Kneeland clutching his Bible as he is led to the courtroom by Winkler County Deputy Sheriff Jack Speer for arraignment. Photo Credit: May 10, 1974 The Odessa American, staff photo by Eugene PorterTommy Ray Kneeland was an enthusiastic youth minister. He taught Sunday school and drove the church bus. He loved bowling and attending gospel concerts with his wife and two young children. But in his spare time? He also like to torture and murder young women. His little hobby came to a screeching halt in 1974 when of these young women survived.
Kneeland was born in Kermit, Texas in 1949. Kermit is the county seat of Winkler County in West Texas. It’s a typical Oil Boom city that flourished in the 50’s and 60’s. Tommy Ray Kneeland was born into this small, but thriving community. In 1970, he lived across the street from Nancy and Gene Mitchell and their twin three-year old daughters. Like so many people in Kermit, Kneeland’s family was heavily invested in the oil and gas industry.
September 15, 1970, Nancy Mitchell filled a prescription around 8 p.m. Her husband worked very late and she was often home alone in the evening. Shortly after arriving home from her trip to the pharmacy, she put the twins to bed and called her uncle. Her husband arrived home at 12:45 to find the children sleeping, but his wife gone. Her purse with cash and cigarettes was sitting there in easy view. The only thing missing was Nancy. Her clothing was found out on an isolated roadway. Her dress, underwear, bra, slip, and pantyhose were scattered, cut into pieces and shredded by a knife, but no blood.
June 4, 1971, less than a mile from the place her clothing was found, an oilfield worker found the badly decomposed body of a woman. Dental records confirmed this was the body of Nancy Mitchell. Determining a cause of death was difficult, but the medical examiner thought she had died of asphyxiation. Traces of plastic were also found. The location was an oil lease owned by Tommy Ray Kneeland’s father.
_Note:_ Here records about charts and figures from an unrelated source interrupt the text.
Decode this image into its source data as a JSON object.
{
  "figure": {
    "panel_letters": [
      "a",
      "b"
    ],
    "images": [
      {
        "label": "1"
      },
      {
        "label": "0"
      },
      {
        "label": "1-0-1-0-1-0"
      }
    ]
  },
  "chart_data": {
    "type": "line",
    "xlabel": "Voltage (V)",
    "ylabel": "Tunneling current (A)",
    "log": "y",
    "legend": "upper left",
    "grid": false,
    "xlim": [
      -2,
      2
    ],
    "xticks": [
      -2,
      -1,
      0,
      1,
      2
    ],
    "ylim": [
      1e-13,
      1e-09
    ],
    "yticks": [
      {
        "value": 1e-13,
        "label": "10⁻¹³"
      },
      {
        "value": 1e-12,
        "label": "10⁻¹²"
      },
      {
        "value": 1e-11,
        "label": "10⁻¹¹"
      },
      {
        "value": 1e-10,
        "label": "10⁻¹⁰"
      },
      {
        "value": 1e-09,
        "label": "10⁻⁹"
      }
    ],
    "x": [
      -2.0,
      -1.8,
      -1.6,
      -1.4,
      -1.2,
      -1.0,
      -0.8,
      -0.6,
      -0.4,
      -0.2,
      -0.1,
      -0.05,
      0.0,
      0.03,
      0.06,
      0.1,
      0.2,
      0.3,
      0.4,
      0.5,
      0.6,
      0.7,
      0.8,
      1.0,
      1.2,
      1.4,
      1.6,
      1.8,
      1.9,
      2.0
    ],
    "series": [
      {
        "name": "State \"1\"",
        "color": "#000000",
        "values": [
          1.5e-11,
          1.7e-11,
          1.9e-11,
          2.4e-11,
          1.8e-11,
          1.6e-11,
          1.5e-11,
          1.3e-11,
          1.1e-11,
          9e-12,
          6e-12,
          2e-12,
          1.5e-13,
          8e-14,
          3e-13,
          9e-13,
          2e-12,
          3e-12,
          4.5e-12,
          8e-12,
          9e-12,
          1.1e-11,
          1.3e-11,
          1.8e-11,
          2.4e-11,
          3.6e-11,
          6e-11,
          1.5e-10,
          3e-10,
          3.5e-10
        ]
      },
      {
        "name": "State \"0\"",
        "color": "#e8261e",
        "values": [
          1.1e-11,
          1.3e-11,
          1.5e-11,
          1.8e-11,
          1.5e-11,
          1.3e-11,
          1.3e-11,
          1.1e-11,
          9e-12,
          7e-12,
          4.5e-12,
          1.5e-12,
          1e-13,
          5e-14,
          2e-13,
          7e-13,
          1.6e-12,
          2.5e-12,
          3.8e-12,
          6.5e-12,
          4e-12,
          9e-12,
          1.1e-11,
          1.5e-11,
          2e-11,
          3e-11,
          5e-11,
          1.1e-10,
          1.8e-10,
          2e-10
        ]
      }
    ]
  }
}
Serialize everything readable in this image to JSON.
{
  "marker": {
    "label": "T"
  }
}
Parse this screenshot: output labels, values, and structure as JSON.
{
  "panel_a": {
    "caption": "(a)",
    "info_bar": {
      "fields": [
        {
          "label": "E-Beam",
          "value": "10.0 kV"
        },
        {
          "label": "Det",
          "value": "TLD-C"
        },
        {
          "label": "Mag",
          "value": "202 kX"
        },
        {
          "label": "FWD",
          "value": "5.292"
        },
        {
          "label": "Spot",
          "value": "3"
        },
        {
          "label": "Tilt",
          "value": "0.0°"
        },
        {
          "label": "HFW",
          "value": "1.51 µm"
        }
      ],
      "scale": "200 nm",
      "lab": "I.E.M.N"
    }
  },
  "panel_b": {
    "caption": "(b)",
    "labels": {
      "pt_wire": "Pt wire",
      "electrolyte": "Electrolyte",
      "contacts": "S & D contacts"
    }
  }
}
When Nancy Mitchell went missing, police had spoken to Tommy, but there was nothing to make them suspicious. He was a polite, well-groomed, church-going, young man. They barely even noticed when he moved to Euless immediately after the body was found. Meanwhile, Gene Mitchell was going through hell. Even though he had a rock solid alibi from having been at work, people looked at him funny. There were rumors that he had killed his wife. His three-year-old twins were too small to understand and cried inconsolably for their mother.
Euless, Texas in in the NE corner of Tarrant County. It’s the ‘E’ in the area known as HEB. Once in Euless, Kneeland found work as a carpet layer. He married a woman and they had two children. As always, he became very involved in a local church. Reverend Robert Owens of Hurst Christian Church was impressed with the enthusiastic youth minister and Sunday school teacher. He described Kneeland as outgoing and charismatic. The teens flocked to Kneeland who was so trusted he even drove the church bus.
A year after Kneeland moved to the DFW area, the bodies of two teens were found dead in Fort Worth. Friday, June 30, 1974, 17 year-old Jane Handy and 15 year-old Robert Gholson borrowed a 1961 white Ford Fairlaine from Jane’s father.
They told him they were headed to a party, but the pair really intended to drive all the way from Oklahoma to Dallas for a concert. It’s a three hour drive, but they didn’t get very far before the Fairlaine broke down near Ardmore, Oklahoma. The teens began hitchhiking. Both had run away before and weren’t afraid to brave the world on their own. Their first ride took them as far as Gainesville, Texas. That’s where they met Tommy Lee Kneeland. Kneeland often had to drive long distances for work. He told the kids he would take them to Hurst and that from there it would be easy to hitch a ride to Dallas. They happily climbed in with him.
Instead of taking them to Hurst, he drove them to a seclude area in the east of Fort Worth, a party spot for local bikers just off a popular trail. He bound their hands with wire coat hangers. Based on what we now know about his history, he always had a gun. I’m assuming this is how he was able to control two people. He wasn’t a large man, only standing 5 foot 7 with a slender build. Kneeland knocked Robert to the ground and began raping Jane. She fought for her life, thrashing and screaming for help. Frustrated, he tried to gag her, but then she got her hands free. She fought him hard. He pulled a knife and stabbed her six times in the chest and six times in the back. He then slashed her throat and in his fury began stabbing her face until it was obliterated.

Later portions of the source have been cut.